To make GitHub (and everyone) believe that Martin authored that really terrible commit, I just had to run git config user.name
and git config user.email
with values that match Martin's. Those are not hard to get at all. It only took me one minute to clone one of his repos and then run git log
in it.
From the point of view of Git, this is actually working as intended. The committer details are designed just to identify who of your collaborators made a change and are not meant to be used for authenticating people. Being able to impersonate other committers does not introduce a vulnerability per se. For example, just by setting my user.name
to Martin's, I do not get the ability to push code to his repositories. GitHub would require me to authenticate with his credentials before I could do that.

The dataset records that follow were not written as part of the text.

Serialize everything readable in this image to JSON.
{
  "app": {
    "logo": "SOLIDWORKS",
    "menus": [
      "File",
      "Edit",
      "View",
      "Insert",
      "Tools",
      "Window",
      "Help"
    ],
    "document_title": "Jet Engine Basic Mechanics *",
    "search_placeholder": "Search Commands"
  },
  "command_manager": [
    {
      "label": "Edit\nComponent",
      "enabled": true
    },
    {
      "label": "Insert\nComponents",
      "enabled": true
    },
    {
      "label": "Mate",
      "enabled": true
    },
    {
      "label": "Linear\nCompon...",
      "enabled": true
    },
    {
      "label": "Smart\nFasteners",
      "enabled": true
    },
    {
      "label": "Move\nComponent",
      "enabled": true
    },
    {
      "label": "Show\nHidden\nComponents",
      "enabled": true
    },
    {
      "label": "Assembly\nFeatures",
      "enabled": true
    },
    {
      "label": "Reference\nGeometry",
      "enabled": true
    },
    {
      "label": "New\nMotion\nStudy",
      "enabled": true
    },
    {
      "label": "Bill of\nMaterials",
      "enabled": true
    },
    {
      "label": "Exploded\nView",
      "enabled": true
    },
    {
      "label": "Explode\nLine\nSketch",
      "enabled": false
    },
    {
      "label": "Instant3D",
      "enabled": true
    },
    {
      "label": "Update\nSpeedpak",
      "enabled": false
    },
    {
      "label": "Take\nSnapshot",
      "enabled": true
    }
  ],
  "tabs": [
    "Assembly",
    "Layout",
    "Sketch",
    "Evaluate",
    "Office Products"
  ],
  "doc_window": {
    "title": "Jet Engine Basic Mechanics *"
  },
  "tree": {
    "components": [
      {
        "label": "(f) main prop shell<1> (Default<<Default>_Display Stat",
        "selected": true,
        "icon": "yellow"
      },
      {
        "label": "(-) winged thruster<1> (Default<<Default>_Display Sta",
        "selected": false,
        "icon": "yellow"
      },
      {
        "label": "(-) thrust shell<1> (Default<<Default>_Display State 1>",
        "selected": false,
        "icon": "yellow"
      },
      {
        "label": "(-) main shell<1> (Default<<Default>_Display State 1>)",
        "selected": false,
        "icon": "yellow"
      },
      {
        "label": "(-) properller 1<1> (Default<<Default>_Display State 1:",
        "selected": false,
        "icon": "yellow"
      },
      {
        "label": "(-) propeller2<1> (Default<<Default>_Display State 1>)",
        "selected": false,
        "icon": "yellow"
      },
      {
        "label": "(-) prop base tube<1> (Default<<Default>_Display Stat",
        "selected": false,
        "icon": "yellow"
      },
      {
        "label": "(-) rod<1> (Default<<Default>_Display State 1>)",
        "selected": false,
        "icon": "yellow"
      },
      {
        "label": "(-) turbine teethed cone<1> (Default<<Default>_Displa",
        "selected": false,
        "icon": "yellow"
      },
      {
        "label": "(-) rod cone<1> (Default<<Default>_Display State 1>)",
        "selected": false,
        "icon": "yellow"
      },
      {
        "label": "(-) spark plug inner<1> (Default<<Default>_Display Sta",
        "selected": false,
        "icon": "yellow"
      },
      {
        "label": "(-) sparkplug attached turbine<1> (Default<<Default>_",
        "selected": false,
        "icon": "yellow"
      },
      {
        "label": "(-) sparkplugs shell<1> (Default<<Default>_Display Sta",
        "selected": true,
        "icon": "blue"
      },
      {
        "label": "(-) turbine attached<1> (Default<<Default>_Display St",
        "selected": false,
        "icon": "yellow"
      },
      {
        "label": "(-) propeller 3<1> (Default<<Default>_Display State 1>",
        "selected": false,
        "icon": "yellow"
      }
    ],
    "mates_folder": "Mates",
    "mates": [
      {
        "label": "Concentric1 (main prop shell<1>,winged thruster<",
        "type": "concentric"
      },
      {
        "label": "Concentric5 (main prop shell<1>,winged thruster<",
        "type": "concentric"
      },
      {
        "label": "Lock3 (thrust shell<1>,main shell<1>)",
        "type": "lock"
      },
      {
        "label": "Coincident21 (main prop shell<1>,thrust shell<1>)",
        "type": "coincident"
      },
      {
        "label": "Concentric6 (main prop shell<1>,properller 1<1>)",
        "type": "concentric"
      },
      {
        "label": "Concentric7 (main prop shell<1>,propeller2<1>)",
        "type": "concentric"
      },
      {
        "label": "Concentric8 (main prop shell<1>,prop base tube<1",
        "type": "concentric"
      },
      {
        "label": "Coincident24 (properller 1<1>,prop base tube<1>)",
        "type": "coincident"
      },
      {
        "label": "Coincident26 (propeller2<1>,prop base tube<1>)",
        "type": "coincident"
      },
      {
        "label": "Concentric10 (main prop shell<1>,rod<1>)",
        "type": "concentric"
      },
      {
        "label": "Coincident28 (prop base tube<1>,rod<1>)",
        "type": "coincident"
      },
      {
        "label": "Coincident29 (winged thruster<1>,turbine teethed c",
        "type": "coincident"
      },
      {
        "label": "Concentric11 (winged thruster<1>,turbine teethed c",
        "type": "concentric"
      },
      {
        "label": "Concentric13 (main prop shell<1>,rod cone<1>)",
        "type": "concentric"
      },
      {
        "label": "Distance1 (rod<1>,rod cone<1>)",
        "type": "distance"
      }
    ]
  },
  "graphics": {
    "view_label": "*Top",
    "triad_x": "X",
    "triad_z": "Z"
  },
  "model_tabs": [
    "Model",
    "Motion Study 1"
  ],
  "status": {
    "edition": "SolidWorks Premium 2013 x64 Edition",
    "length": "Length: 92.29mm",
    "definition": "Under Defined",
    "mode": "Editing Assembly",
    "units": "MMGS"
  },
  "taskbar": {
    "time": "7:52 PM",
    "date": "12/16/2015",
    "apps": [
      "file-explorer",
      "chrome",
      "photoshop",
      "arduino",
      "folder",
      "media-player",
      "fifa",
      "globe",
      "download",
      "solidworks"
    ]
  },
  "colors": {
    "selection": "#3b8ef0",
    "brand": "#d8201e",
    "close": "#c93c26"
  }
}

However, while this is not a security vulnerability per se, it can cause other issues. When you see an unsigned commit, you have no guarantee that:
The author is really the person whose name is on the commit
The code change you see is really what the author wrote (i.e., it’s not been tampered with)
Making a habit of signing your Git commits instead gives you the ability to prove that you were the author of a specific code change. It also gives you the ability to ensure that no one can modify your commit (or its metadata, such as the time you claimed it was made at) in the future.
The more sensitive the code you’re working on (e.g., things related to security, or mission-critical applications), the more you should pay attention. Attacks on the software supply chain are getting more common, and their potential consequences more dangerous. The FBI has warned us.
Here’s how two hypothetical attacks on the software supply chain could look, with unsigned commits. First, imagine the case of a disgruntled employee who might purposely want to introduce a backdoor into an app they’re working on (on a repo they already have write access to), so they impersonate one of their teammates when submitting the code, to keep the blame away from themself.
Another example is someone creating a malicious pull request in an open-source project. They could make it look like someone else (for example, someone with a great reputation) co-authored it, to make it more likely that the PR will be accepted (if you maintain open-source libraries, you know how time-consuming it can be to fully, thoroughly review every PR).
Please note that just because you sign your Git commits, it doesn’t stop others from impersonating you. I have been regularly signing my commits for about a year, but you could still make a code change and put my name on it. There’s no way I can stop you from doing that. However, whoever reads your code won’t see my digital signature (or the “Verified” badge), and so they at least have the ability to question the authenticity of that commit or its integrity. On the other hand, people who do follow my repositories can see that I’ve authored all the commits in the last year.
For your own projects, if your Git hosting service allows that, you can also require a policy that all commits must be signed. On GitHub, that’s done with protected branches.